The Black Lives Matter movement has been of particular interest to farmers enrolled in Plant It Forward’s programming as many of them are Congolese refugees who have resettled in Houston with their families. Houston has a long documented history of welcoming African immigrants and, as a result, is home to one of the most vibrant West African dining scenes in the country.

“All of our farmers are Black, new Americans so the Black Lives Matter movement is very important to them and their kids,” Vallette added. “They all look like Black Americans and can be targeted by the police in the way that American-born Black people are so it’s just something we decided we need to be more vocal on.”

Further complicating the Houston farming community’s political connections has been the novel coronavirus pandemic which has to date killed nearly 200,000 Americans, with 14,000 Texans now among the dead — and that number is still considerably rising. Republican leadership stemming from state governments all the way to the White House has been widely criticized for its bungled, unevenly applied patchwork approach of mask mandates, restaurant closures, and public gatherings, and Gov. Greg Abbott’s office has been no exception to these criticisms.

A handful of purple hull peas and green beans
While tending his plants, Jeremy Peaches also works to find solutions for Houston’s underserved communities
Fresh Life Organic

Another Houston farmer, Jeremy Peaches, has a more nuanced approach when speaking of the politics of farming. Peaches, an agricultural consultant, farmer, teacher, and advocate for underserved communities in Houston via his company Fresh Life Organic, believes that the intersection of politics and agriculture are inseparable. During a global health crisis that has crippled supply chains, the anti-immigration rhetoric spouted from the Trump administration has further destabilized the nation’s ability to produce and distribute food at a time when more than 30 million Americans wake up not knowing if they will eat that day.

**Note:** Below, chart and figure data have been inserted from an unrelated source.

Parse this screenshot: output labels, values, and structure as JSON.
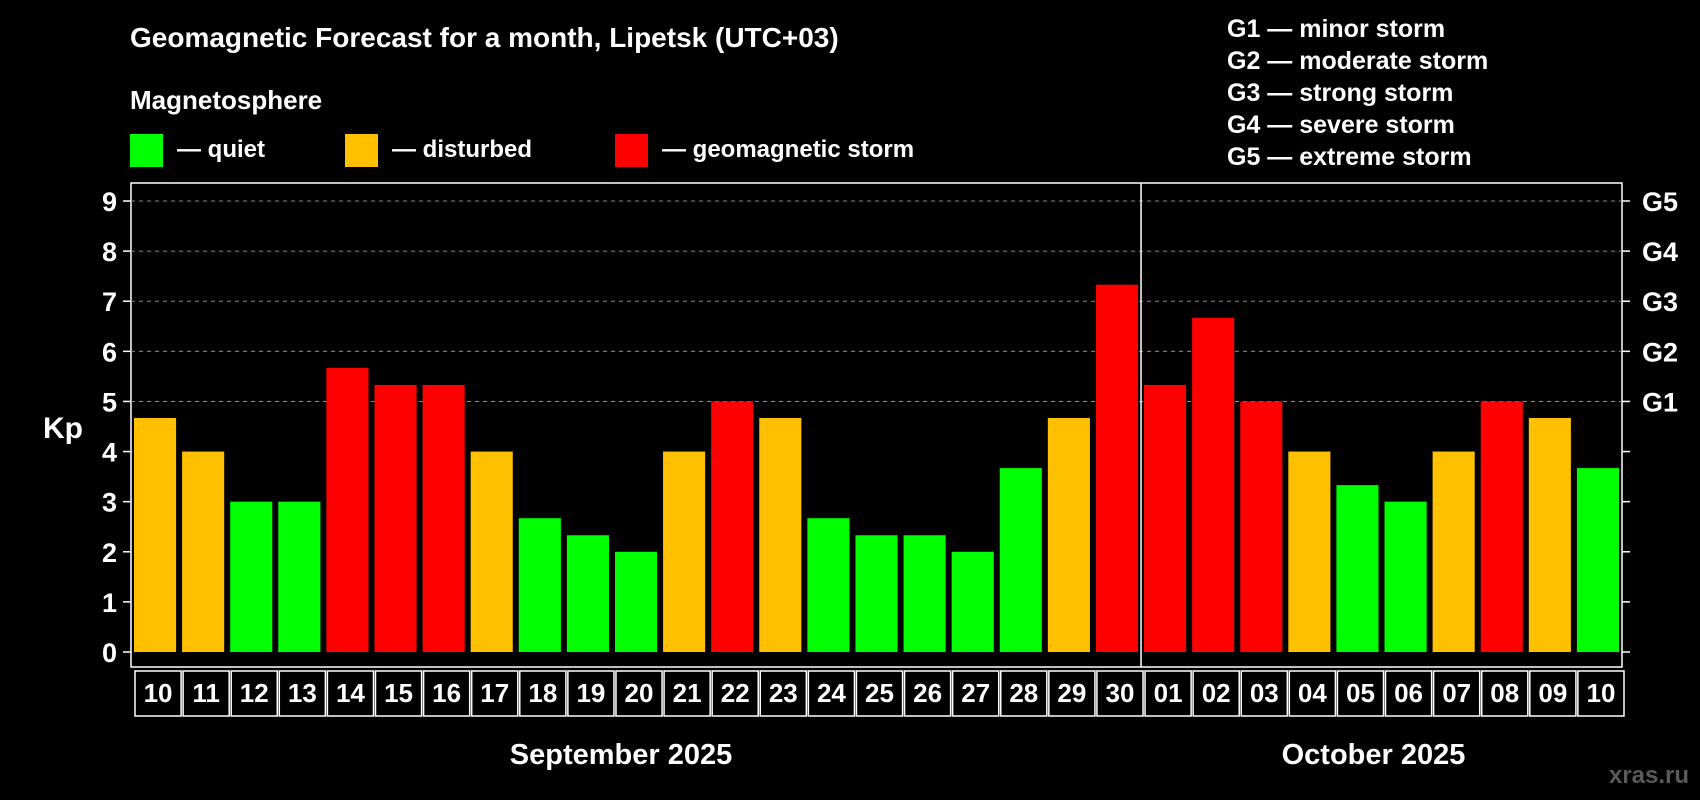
{
  "chart_data": {
    "type": "bar",
    "title": "Geomagnetic Forecast for a month, Lipetsk (UTC+03)",
    "subtitle": "Magnetosphere",
    "ylabel": "Kp",
    "ylim": [
      0,
      9
    ],
    "yticks": [
      "0",
      "1",
      "2",
      "3",
      "4",
      "5",
      "6",
      "7",
      "8",
      "9"
    ],
    "grid": "dashed horizontal at Kp 5-9",
    "levels": {
      "quiet": {
        "label": "— quiet",
        "color": "#00ff00"
      },
      "disturbed": {
        "label": "— disturbed",
        "color": "#ffc000"
      },
      "storm": {
        "label": "— geomagnetic storm",
        "color": "#ff0000"
      }
    },
    "storm_scale": [
      {
        "level": "G1",
        "kp": 5,
        "text": "G1 — minor storm"
      },
      {
        "level": "G2",
        "kp": 6,
        "text": "G2 — moderate storm"
      },
      {
        "level": "G3",
        "kp": 7,
        "text": "G3 — strong storm"
      },
      {
        "level": "G4",
        "kp": 8,
        "text": "G4 — severe storm"
      },
      {
        "level": "G5",
        "kp": 9,
        "text": "G5 — extreme storm"
      }
    ],
    "months": [
      {
        "label": "September 2025",
        "days": 21
      },
      {
        "label": "October 2025",
        "days": 10
      }
    ],
    "categories": [
      "10",
      "11",
      "12",
      "13",
      "14",
      "15",
      "16",
      "17",
      "18",
      "19",
      "20",
      "21",
      "22",
      "23",
      "24",
      "25",
      "26",
      "27",
      "28",
      "29",
      "30",
      "01",
      "02",
      "03",
      "04",
      "05",
      "06",
      "07",
      "08",
      "09",
      "10"
    ],
    "values": [
      4.67,
      4.0,
      3.0,
      3.0,
      5.67,
      5.33,
      5.33,
      4.0,
      2.67,
      2.33,
      2.0,
      4.0,
      5.0,
      4.67,
      2.67,
      2.33,
      2.33,
      2.0,
      3.67,
      4.67,
      7.33,
      5.33,
      6.67,
      5.0,
      4.0,
      3.33,
      3.0,
      4.0,
      5.0,
      4.67,
      3.67
    ],
    "levels_per_day": [
      "disturbed",
      "disturbed",
      "quiet",
      "quiet",
      "storm",
      "storm",
      "storm",
      "disturbed",
      "quiet",
      "quiet",
      "quiet",
      "disturbed",
      "storm",
      "disturbed",
      "quiet",
      "quiet",
      "quiet",
      "quiet",
      "quiet",
      "disturbed",
      "storm",
      "storm",
      "storm",
      "storm",
      "disturbed",
      "quiet",
      "quiet",
      "disturbed",
      "storm",
      "disturbed",
      "quiet"
    ]
  },
  "watermark": "xras.ru"
}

“Most of our labor, in terms of agriculture, comes from Hispanics,” Peaches said. “Dealing with Trump and what he’s done at the border — our labor is steadily declining but more people have to eat. So there’s new technologies like aquaponics, hydroponics, controlled and vertical growing — these are new industries where African Americans and also Hispanics can create new technologies and create a new labor force that’s not as harsh as the traditional way of growing out in the fields.”

The government’s role in shaping Houston’s food realities, specifically for underserved and food insecure communities, has largely been shaped by traditional narratives of who farmers are and what they look like. Since 1920, more than 98 percent of Black farmers in the Mississippi Delta have been forced to forfeit their land due to predatory government policies aimed at securing those farms for southern whites, constructing a narrative that the American farming profession is a profession for white people.

“The USDA nine times out of 10 is not gonna give funding to smaller, minority organizations,” Peaches said. “The view of African Americans in farming goes back to the pipeline to prison — working on prison farms and prison labor — and it goes back to slavery. America was built off agriculture from the hands of our ancestors two, three generations ago.”

For Peaches, food sovereignty and security in Houston and the Black Lives Matter movement are merely different threads of the same issues that have come to a head after the killing of George Floyd and the protests that followed. Without institutional recognition of the government’s historical role in limiting Black farmers’ abilities to cultivate their own food for their communities and the agricultural contributions of Black peoples’ ancestors who were held in bondage for more than 300 years, the issue cannot be resolved.

“The government has stolen land that was once owned by African Americans and at one point we was thriving, so that has to be acknowledged,” Peaches said. “African Americans and minorities do, in this 21st and 22nd century of farming and growing, actually have the power to create change and create a new industry that actually saves America and the environment. I feel like we’re not gonna do none of these things until institutions and organizations finally acknowledge that we were cheated and discounted.”